The fact of the matter is the last 3 decades have seen a central bank-induced false prosperity in which the true capital stock of the United States (and the global economy) has been depleted. By artificially lowering interest rates and expanding the money supply worldwide, the central planners have brought consumption spending forward, neglecting the necessary savings required for long term economic growth.
Williams mentions several areas requiring increased investment, which allegedly propel an economy over the long term. The problem is that the world has far less capital to actually invest in the long term-- and the central bankers falsely believe that the creation of more money and the suppression of interest rates will suffice. But money is not the same as savings, as capital. Frank Shostak:
Money can be seen as a receipt, as it were, given to producers of final goods and services that are ready for human consumption. Thus when a baker exchanges his money for apples, the baker has already paid for them with the bread produced and saved prior to this exchange. Money therefore is the baker’s claim on real savings. It is not, however, savings.

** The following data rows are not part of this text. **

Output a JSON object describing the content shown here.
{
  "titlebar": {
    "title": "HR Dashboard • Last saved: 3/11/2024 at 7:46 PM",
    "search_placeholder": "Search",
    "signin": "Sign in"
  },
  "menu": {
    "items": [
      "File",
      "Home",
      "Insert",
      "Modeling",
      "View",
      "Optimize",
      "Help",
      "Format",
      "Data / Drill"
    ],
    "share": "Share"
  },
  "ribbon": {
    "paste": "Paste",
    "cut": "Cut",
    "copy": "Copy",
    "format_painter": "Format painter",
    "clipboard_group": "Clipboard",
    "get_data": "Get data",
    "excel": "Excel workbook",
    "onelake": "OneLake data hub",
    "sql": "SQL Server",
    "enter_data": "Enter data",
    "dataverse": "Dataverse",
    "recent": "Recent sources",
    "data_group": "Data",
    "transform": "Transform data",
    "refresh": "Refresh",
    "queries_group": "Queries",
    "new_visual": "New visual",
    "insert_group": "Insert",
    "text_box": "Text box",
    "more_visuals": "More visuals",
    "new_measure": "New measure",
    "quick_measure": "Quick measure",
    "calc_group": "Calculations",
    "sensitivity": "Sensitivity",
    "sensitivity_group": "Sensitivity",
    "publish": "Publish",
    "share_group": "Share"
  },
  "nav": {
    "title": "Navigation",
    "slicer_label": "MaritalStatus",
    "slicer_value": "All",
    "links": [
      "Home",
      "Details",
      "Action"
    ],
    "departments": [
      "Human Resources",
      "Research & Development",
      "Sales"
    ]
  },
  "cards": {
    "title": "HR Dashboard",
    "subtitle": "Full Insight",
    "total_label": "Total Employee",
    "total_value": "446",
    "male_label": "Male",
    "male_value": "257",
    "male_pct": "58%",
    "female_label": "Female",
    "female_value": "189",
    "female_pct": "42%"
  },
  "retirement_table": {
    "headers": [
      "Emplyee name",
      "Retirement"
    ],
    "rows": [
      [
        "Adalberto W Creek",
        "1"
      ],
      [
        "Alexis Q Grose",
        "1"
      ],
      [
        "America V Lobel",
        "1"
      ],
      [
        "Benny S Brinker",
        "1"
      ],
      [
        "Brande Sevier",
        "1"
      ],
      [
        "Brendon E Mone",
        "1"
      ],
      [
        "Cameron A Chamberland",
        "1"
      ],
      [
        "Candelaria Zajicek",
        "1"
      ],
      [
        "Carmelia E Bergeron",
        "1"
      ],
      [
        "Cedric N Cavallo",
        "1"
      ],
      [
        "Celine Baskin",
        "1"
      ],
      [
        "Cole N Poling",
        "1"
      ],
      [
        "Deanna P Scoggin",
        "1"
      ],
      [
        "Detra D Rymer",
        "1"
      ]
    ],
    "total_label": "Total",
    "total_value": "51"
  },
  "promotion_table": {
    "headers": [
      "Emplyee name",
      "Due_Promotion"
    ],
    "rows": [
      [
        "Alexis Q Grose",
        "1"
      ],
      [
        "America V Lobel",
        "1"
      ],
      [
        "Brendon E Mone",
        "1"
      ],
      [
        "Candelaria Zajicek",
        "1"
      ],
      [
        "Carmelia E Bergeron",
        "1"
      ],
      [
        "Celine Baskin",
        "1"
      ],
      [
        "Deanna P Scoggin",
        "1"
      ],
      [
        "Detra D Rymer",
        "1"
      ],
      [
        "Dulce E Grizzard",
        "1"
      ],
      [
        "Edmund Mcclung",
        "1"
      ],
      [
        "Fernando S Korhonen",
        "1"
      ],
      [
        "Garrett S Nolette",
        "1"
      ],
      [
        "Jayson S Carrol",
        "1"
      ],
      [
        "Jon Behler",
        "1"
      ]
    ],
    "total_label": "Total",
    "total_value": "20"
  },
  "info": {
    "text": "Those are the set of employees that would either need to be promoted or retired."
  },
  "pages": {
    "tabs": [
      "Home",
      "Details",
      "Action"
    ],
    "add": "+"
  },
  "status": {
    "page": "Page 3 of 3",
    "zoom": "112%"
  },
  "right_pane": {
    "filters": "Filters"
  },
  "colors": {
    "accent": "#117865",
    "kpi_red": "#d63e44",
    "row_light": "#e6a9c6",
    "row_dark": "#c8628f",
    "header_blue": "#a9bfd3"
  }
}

The only way that the economy can be prepared for investment in various areas for the long term is by first accumulating a large capital stock. But the Fed’s entire academic framework rests on the opposite of this; namely, to keep interest rates basically at all time lows and to encourage spending and consumption. With this the goal in mind, growth rates simply can’t recover.
It seems that this theme of “rate hikes immediately but concern about the long term” could be a sign that the Fed is hiking now so that it has room to slash them in a future recession. Watch for this theme to become more prominent toward the end of the year.